Q: You could have also chosen established topics to photograph, why did you choose graffiti?
When I first became aware of what it was, it just… I had actually been an art major, so the idea that young people had an art that adults didn’t understand, made me feel like I had been led into a secret world. They were so into it, there was a vocabulary, there were so many aesthetics and rules of how they did it. It was just fascinating to me that it was coexisting with art in the “real world”. I just got drawn in to the topic. I didn’t really choose it, it chose me – kind of.
Q: Which work of yours, do you think, will have the most impact?
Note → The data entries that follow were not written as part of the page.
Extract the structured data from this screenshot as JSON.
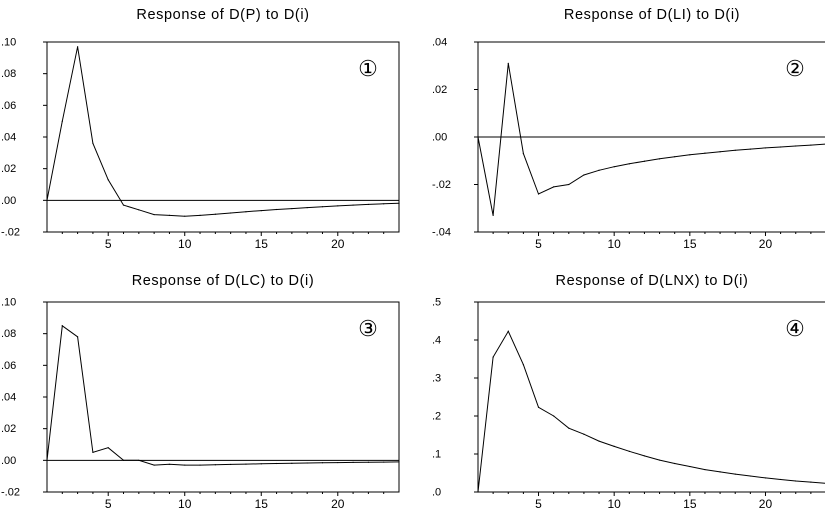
{
  "chart_data": [
    {
      "type": "line",
      "title": "Response of D(P) to D(i)",
      "panel_label": "①",
      "x": [
        1,
        2,
        3,
        4,
        5,
        6,
        7,
        8,
        9,
        10,
        11,
        12,
        13,
        14,
        15,
        16,
        17,
        18,
        19,
        20,
        21,
        22,
        23,
        24
      ],
      "series": [
        {
          "values": [
            0.0,
            0.05,
            0.097,
            0.036,
            0.013,
            -0.003,
            -0.006,
            -0.009,
            -0.0095,
            -0.01,
            -0.0095,
            -0.0088,
            -0.008,
            -0.0072,
            -0.0065,
            -0.0058,
            -0.0052,
            -0.0046,
            -0.004,
            -0.0035,
            -0.003,
            -0.0026,
            -0.0022,
            -0.0018
          ]
        }
      ],
      "xlim": [
        1,
        24
      ],
      "ylim": [
        -0.02,
        0.1
      ],
      "xticks": [
        5,
        10,
        15,
        20
      ],
      "xtick_labels": [
        "5",
        "10",
        "15",
        "20"
      ],
      "yticks": [
        -0.02,
        0.0,
        0.02,
        0.04,
        0.06,
        0.08,
        0.1
      ],
      "ytick_labels": [
        "-.02",
        ".00",
        ".02",
        ".04",
        ".06",
        ".08",
        ".10"
      ],
      "zero_line": true,
      "grid": false
    },
    {
      "type": "line",
      "title": "Response of D(LI) to D(i)",
      "panel_label": "②",
      "x": [
        1,
        2,
        3,
        4,
        5,
        6,
        7,
        8,
        9,
        10,
        11,
        12,
        13,
        14,
        15,
        16,
        17,
        18,
        19,
        20,
        21,
        22,
        23,
        24
      ],
      "series": [
        {
          "values": [
            0.0,
            -0.033,
            0.031,
            -0.007,
            -0.024,
            -0.021,
            -0.02,
            -0.016,
            -0.014,
            -0.0125,
            -0.0113,
            -0.0102,
            -0.0092,
            -0.0083,
            -0.0075,
            -0.0068,
            -0.0062,
            -0.0056,
            -0.0051,
            -0.0046,
            -0.0042,
            -0.0038,
            -0.0034,
            -0.003
          ]
        }
      ],
      "xlim": [
        1,
        24
      ],
      "ylim": [
        -0.04,
        0.04
      ],
      "xticks": [
        5,
        10,
        15,
        20
      ],
      "xtick_labels": [
        "5",
        "10",
        "15",
        "20"
      ],
      "yticks": [
        -0.04,
        -0.02,
        0.0,
        0.02,
        0.04
      ],
      "ytick_labels": [
        "-.04",
        "-.02",
        ".00",
        ".02",
        ".04"
      ],
      "zero_line": true,
      "grid": false
    },
    {
      "type": "line",
      "title": "Response of D(LC) to D(i)",
      "panel_label": "③",
      "x": [
        1,
        2,
        3,
        4,
        5,
        6,
        7,
        8,
        9,
        10,
        11,
        12,
        13,
        14,
        15,
        16,
        17,
        18,
        19,
        20,
        21,
        22,
        23,
        24
      ],
      "series": [
        {
          "values": [
            0.0,
            0.085,
            0.078,
            0.005,
            0.008,
            0.0,
            0.0,
            -0.003,
            -0.0025,
            -0.003,
            -0.003,
            -0.0028,
            -0.0026,
            -0.0024,
            -0.0022,
            -0.002,
            -0.0019,
            -0.0017,
            -0.0015,
            -0.0014,
            -0.0013,
            -0.0012,
            -0.0011,
            -0.001
          ]
        }
      ],
      "xlim": [
        1,
        24
      ],
      "ylim": [
        -0.02,
        0.1
      ],
      "xticks": [
        5,
        10,
        15,
        20
      ],
      "xtick_labels": [
        "5",
        "10",
        "15",
        "20"
      ],
      "yticks": [
        -0.02,
        0.0,
        0.02,
        0.04,
        0.06,
        0.08,
        0.1
      ],
      "ytick_labels": [
        "-.02",
        ".00",
        ".02",
        ".04",
        ".06",
        ".08",
        ".10"
      ],
      "zero_line": true,
      "grid": false
    },
    {
      "type": "line",
      "title": "Response of D(LNX) to D(i)",
      "panel_label": "④",
      "x": [
        1,
        2,
        3,
        4,
        5,
        6,
        7,
        8,
        9,
        10,
        11,
        12,
        13,
        14,
        15,
        16,
        17,
        18,
        19,
        20,
        21,
        22,
        23,
        24
      ],
      "series": [
        {
          "values": [
            0.0,
            0.355,
            0.423,
            0.335,
            0.223,
            0.2,
            0.168,
            0.152,
            0.134,
            0.12,
            0.107,
            0.095,
            0.084,
            0.075,
            0.067,
            0.059,
            0.053,
            0.047,
            0.042,
            0.037,
            0.033,
            0.029,
            0.026,
            0.023
          ]
        }
      ],
      "xlim": [
        1,
        24
      ],
      "ylim": [
        0.0,
        0.5
      ],
      "xticks": [
        5,
        10,
        15,
        20
      ],
      "xtick_labels": [
        "5",
        "10",
        "15",
        "20"
      ],
      "yticks": [
        0.0,
        0.1,
        0.2,
        0.3,
        0.4,
        0.5
      ],
      "ytick_labels": [
        ".0",
        ".1",
        ".2",
        ".3",
        ".4",
        ".5"
      ],
      "zero_line": true,
      "grid": false
    }
  ]
}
The book “Subway Art”. This year a new edition came out. It was first published in 1984. This is definitely what has had the most impact. No matter where I go, kids are coming up to me and saying, I grew up on Subway Art.
Q: What do you know about Austrian street art culture and graffiti artists?
I don’t know a lot about it, but I’m going to find out about it, because I’m going on an streetart Instawalk today. I know Nychos, he and I have crossed paths. We were in Bangkok together last year. He was spraying on Coney Island this spring. There is a kind of a street art circuit and a lot of artists are on that circuit. And that is also what I like about it: I can spend time with the artists and watch them work, because for me watching them work is way more interesting than just seeing the finished wall. I like to see the process.
Q: Are you nervous before your talk?
Completely scared. I’m not a practiced speaker, so it’s a scary thing to do, but everybody has been very helpful!